Menunda Kiamat

Tetangga kompleks baru saja beli mobil. Dari obrolan dengan dia, saya berkesimpulan, mobil itu akan meringankan beban hidupnya. Ya, bisa jadi demikian: memudahkan hidup.

Tapi, belajar dari yang sudah-sudah, barang-barang yang beraroma modern itu justru lebih banyak melenakan ketimbang bersiap siaga. Hasil produksi yang jadi simbol kemajuan itu kerap melengahkan kita dari kebutuhan primer. 

Tidak salah memang, bisa jadi sungguh-sungguh butuh. Saya juga tidak alergi dengan segala atribut kemajuan, segala yang berornamen modern, pascamodern, dan seterusnya. Hanya, kita patut waspada untuk tidak kehilangan orientasi: mana keinginan, mana kebutuhan.

Apalagi kita paham, segala produksi benda-benda “ajaib” saat ini, apa pun itu, tidak lebih sebagai permainan kapitalisme. Kita juga tahu, sekira menyerah pasrah padanya, niscaya tertelan. Karenanya, tepatlah sikap para leluhur agar kita bisa mendayagunakan kreatifitas, bahwa segala yang ada ini mesti ditangankanankan.

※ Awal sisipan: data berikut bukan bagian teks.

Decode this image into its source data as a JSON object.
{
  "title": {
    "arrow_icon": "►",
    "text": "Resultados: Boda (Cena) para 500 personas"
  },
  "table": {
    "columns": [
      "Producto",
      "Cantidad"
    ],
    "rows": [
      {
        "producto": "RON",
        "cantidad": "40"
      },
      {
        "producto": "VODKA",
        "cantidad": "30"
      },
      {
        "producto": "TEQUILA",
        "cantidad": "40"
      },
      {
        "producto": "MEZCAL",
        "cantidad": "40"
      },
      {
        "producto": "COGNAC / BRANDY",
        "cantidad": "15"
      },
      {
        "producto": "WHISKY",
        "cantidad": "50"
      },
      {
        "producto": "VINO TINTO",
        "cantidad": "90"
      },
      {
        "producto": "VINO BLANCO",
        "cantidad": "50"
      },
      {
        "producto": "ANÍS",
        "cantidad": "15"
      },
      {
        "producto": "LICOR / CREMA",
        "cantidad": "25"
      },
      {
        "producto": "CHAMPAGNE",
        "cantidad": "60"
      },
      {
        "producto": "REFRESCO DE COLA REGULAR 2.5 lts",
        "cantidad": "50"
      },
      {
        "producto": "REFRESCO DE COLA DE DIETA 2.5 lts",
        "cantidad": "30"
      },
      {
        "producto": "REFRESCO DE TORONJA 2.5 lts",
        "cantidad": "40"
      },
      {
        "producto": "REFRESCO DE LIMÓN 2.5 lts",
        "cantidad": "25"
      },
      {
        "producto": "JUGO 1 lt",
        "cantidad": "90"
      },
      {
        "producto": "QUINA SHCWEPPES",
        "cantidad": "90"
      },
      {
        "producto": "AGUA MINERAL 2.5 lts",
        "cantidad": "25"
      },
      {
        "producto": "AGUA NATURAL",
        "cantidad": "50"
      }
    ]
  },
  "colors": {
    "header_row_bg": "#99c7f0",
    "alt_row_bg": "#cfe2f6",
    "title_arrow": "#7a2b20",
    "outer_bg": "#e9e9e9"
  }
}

Bahwa pelbagai pajangan sihir-sihir dari kemajuan kapitalisme akan tetap tinggal sebagai pajangan, tak sampai menyentuh hati, apalagi melekat, jika kita tempatkan sebagai sarana saja yang memang kita butuhkan. Bukan sebagai bagian dari diri yang apabila hilang, hilang pula harga diri. Bukan.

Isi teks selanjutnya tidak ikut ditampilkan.